The question is, how do you put some of that together so that you can create real scale and therefore have your intellectual property more aligned with the marketplace? That’s not an easy thing to do, because there’s all sorts of different constituencies with different agendas, and then there’s a risk equation to it. The pro guys can afford to take a lot of risk; the college guys can’t necessarily afford to take that risk, so they need risk partners.
There are some philosophical and ideological gaps here. Does the Big Ten want to bundle its rights together with the Pac-10? It stands to reason that, if you bundle 21 member institutions together, you’d have far more power and value than if you were 11 and 10 separate and apart. There are institutional issues in the way these things are packaged and bought and sold that carry a lot of legacy and ideological differences outside of athletics, really more in the industry of higher education than on the side of college sports.
It takes a lot to navigate the landscape, but I think the basic premise going forward is that there’s a lot of upside, but there needs to be a different approach to the market if they really want to unlock the value.
How can educational events like CSVS help schools unlock that value?
I think people need to get educated and informed because it’s a very complicated environment right now. There are more forms of distribution than ever before, and in many cases, there are actually fewer buyers because the media and distribution industry have consolidated, so you have the power of distribution in fewer hands. The industry as a whole needs to be better educated and informed on how content is being bought and sold by these consolidated media companies, because there is room to offer them more value but at the same time create more value for themselves. There needs to be a better alignment of that, and I think that all starts with informing and educating.

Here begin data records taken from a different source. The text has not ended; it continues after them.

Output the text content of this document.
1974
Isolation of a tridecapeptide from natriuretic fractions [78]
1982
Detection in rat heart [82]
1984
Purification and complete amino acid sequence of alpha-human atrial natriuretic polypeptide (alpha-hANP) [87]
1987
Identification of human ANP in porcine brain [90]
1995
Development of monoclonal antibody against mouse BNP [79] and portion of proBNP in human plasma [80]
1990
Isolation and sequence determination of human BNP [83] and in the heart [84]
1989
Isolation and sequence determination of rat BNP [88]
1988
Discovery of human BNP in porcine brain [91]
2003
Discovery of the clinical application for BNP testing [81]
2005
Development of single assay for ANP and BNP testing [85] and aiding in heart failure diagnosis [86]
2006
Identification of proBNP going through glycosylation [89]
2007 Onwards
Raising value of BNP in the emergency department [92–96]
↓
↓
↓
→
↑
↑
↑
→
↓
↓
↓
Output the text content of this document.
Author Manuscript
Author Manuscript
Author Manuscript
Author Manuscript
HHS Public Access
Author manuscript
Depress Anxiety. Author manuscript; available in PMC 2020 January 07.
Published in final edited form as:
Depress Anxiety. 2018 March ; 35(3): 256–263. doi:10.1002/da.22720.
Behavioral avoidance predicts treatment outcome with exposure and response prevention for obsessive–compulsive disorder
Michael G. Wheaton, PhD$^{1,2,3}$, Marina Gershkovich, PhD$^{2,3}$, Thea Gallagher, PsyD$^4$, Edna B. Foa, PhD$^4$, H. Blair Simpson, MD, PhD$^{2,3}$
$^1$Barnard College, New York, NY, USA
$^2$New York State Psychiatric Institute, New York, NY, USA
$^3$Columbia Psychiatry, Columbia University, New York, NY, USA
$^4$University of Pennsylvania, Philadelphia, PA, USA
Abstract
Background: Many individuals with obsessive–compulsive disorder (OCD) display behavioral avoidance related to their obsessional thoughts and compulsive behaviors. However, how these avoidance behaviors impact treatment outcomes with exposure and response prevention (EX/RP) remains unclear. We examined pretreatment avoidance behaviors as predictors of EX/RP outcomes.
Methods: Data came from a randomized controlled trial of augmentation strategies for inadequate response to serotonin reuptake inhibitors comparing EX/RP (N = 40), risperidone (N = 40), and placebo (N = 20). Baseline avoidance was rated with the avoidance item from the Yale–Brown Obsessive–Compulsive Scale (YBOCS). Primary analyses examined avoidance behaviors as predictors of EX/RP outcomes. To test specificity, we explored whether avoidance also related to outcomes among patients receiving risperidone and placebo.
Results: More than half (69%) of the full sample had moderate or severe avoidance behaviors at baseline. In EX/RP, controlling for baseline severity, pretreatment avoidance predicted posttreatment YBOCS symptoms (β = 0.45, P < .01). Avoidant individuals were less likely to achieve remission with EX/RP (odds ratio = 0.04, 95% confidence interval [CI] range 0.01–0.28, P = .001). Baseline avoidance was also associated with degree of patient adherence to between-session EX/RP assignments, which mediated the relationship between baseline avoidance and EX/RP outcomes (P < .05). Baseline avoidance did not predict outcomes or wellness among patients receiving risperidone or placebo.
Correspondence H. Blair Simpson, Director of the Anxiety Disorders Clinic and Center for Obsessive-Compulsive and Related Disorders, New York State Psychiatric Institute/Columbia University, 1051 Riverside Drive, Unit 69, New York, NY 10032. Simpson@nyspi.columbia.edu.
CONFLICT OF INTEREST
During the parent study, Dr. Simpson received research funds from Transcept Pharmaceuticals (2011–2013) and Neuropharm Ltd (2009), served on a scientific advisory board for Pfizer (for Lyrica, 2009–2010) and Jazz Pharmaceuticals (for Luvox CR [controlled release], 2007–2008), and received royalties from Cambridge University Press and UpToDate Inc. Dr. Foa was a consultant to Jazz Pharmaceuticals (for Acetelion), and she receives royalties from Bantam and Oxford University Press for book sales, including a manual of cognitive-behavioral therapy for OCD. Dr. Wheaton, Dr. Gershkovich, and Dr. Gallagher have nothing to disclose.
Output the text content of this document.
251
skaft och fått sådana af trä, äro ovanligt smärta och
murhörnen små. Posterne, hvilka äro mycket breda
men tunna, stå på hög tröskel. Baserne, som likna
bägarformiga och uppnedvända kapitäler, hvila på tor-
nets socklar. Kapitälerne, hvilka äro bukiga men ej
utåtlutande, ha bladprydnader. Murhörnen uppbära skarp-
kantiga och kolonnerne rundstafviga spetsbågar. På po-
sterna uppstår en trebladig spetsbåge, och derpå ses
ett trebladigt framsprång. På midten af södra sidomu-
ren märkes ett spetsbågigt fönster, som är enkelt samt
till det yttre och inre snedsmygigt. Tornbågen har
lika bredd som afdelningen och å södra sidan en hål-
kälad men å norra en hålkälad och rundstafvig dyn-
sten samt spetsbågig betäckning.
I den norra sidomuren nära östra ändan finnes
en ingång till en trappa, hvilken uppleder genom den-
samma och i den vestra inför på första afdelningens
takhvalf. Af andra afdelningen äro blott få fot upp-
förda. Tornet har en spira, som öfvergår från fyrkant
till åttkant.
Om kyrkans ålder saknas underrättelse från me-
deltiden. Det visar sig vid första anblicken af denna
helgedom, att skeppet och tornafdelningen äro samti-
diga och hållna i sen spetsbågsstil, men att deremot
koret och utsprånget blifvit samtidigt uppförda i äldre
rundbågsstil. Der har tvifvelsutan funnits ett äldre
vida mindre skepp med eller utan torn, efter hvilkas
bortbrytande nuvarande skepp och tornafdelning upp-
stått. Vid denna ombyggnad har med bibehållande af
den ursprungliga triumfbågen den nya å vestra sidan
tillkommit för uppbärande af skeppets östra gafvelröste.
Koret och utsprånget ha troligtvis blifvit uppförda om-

What I think is ultimately going to galvanize the industry is if you can get presidents, commissioners, heads of media companies [to CSVS], because that’s where all of the risk and the strategic piece take place, at the higher level. When you start talking about how do you as an industry work more creatively to unlock value, that’s got to come from the very top — presidents of the universities, leaders of NCAA, people that are buying and selling the content.